BlingFire Fire Tokenizer is a tokenizer designed for fast-speed and quality tokenization of Natural Language text. It mostly follows the tokenization logic of NLTK, except hyphenated words are split and a few errors are fixed.

This looks like it is also good for non-NLP tokenization tasks.


spaCy excels at large-scale information extraction tasks. It’s written from the ground up in carefully memory-managed Cython. Independent research has confirmed that spaCy is the fastest in the world. If your application needs to process entire web dumps, spaCy is the library you want to be using. […]

spaCy is the best way to prepare text for deep learning.
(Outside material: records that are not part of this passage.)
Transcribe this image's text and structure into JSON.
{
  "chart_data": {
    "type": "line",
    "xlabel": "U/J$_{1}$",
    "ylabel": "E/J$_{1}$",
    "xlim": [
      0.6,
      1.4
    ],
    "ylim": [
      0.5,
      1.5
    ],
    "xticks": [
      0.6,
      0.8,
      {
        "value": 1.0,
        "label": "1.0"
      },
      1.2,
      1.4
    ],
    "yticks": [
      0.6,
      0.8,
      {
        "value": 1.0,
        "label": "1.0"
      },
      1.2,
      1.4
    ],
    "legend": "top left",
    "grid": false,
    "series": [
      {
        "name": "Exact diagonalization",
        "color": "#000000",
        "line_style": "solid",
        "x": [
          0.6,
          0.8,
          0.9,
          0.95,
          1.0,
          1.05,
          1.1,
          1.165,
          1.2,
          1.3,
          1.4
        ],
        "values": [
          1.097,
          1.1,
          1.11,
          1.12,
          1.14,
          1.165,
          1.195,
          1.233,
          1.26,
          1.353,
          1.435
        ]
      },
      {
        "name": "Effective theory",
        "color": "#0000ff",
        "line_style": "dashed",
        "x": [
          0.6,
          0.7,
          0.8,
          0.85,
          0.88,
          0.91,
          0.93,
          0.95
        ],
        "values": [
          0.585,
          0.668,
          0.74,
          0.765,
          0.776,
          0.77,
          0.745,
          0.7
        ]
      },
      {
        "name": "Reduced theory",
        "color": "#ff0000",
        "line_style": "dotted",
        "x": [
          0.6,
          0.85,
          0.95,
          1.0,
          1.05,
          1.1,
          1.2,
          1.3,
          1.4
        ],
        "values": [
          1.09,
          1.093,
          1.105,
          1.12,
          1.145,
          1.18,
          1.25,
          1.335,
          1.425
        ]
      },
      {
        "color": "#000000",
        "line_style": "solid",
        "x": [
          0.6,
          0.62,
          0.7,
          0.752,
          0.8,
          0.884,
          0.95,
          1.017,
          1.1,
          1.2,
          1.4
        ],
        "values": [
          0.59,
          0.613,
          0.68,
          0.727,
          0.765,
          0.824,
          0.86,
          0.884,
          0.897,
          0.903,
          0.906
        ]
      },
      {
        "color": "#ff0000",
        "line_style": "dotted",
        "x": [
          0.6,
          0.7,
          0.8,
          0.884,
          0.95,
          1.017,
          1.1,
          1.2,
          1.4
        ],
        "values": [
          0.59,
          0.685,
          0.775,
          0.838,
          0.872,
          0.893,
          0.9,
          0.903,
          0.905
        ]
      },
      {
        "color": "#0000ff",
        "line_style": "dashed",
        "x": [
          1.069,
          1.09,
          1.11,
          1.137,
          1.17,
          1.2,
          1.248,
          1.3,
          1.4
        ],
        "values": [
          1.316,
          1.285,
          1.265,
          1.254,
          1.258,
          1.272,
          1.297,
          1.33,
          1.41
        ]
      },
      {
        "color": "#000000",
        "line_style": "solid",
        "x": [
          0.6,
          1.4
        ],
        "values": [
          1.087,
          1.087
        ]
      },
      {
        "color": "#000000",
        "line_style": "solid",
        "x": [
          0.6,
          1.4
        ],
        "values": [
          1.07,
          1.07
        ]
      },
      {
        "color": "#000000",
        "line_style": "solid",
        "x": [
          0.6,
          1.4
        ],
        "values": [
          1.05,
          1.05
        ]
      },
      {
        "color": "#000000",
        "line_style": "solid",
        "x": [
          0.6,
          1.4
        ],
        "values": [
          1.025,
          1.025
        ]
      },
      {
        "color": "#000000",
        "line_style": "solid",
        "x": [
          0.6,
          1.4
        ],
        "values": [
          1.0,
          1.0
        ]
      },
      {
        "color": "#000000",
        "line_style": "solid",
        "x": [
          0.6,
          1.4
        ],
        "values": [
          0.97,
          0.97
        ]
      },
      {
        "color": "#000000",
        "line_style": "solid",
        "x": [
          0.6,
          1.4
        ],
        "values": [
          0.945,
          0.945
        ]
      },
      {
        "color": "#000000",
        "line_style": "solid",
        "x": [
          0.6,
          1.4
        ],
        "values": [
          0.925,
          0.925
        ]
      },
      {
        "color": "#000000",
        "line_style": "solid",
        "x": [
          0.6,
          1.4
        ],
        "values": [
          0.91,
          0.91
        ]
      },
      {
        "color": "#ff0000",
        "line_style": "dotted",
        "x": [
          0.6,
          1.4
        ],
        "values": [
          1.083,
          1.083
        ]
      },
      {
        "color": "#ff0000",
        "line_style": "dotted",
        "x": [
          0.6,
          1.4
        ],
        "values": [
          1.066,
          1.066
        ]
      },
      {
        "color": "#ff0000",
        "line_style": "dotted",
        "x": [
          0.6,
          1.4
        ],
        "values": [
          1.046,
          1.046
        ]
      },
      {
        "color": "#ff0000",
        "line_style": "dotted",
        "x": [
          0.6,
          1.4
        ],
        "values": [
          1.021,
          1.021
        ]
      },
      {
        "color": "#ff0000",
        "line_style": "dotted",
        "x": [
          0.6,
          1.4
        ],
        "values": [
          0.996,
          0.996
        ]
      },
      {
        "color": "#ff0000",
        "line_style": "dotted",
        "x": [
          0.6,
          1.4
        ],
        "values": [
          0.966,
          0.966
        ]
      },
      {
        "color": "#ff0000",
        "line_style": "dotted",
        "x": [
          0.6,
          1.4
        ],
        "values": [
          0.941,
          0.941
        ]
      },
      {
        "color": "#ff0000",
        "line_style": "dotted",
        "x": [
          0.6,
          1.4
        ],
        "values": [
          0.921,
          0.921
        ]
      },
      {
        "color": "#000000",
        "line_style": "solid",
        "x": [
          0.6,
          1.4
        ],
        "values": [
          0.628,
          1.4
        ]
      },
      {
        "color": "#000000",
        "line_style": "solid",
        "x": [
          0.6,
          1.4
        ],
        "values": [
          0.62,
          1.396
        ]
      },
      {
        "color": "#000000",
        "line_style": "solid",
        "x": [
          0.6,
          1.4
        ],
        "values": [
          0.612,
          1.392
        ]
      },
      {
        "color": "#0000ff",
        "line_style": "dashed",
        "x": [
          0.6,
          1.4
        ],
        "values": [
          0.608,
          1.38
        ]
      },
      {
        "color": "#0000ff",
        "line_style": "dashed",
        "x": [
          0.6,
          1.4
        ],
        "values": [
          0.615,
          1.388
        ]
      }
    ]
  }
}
It interoperates seamlessly with TensorFlow, PyTorch, scikit-learn, Gensim and the rest of Python’s awesome AI ecosystem. With spaCy, you can easily construct linguistically sophisticated statistical models for a variety of NLP problems.


Like other deep learning frameworks, there is some basic NLP support in pytorch; see pytorch.text.


NLTK is a classic python teaching library for rolling your own language processing.


Formerly ClearNLP.

The Natural Language Processing for JVM languages (NLP4J) project provides:

NLP tools readily available for research in various disciplines. Frameworks for fast development of efficient and robust NLP components. API for manipulating computational structures in NLP (e.g., dependency graph). The project is initiated and currently led by the Emory NLP research group with many helps [sic] from the community.

Misc other

There are many more, but I am stopping with the links having found the bits and pieces I need for my purposes.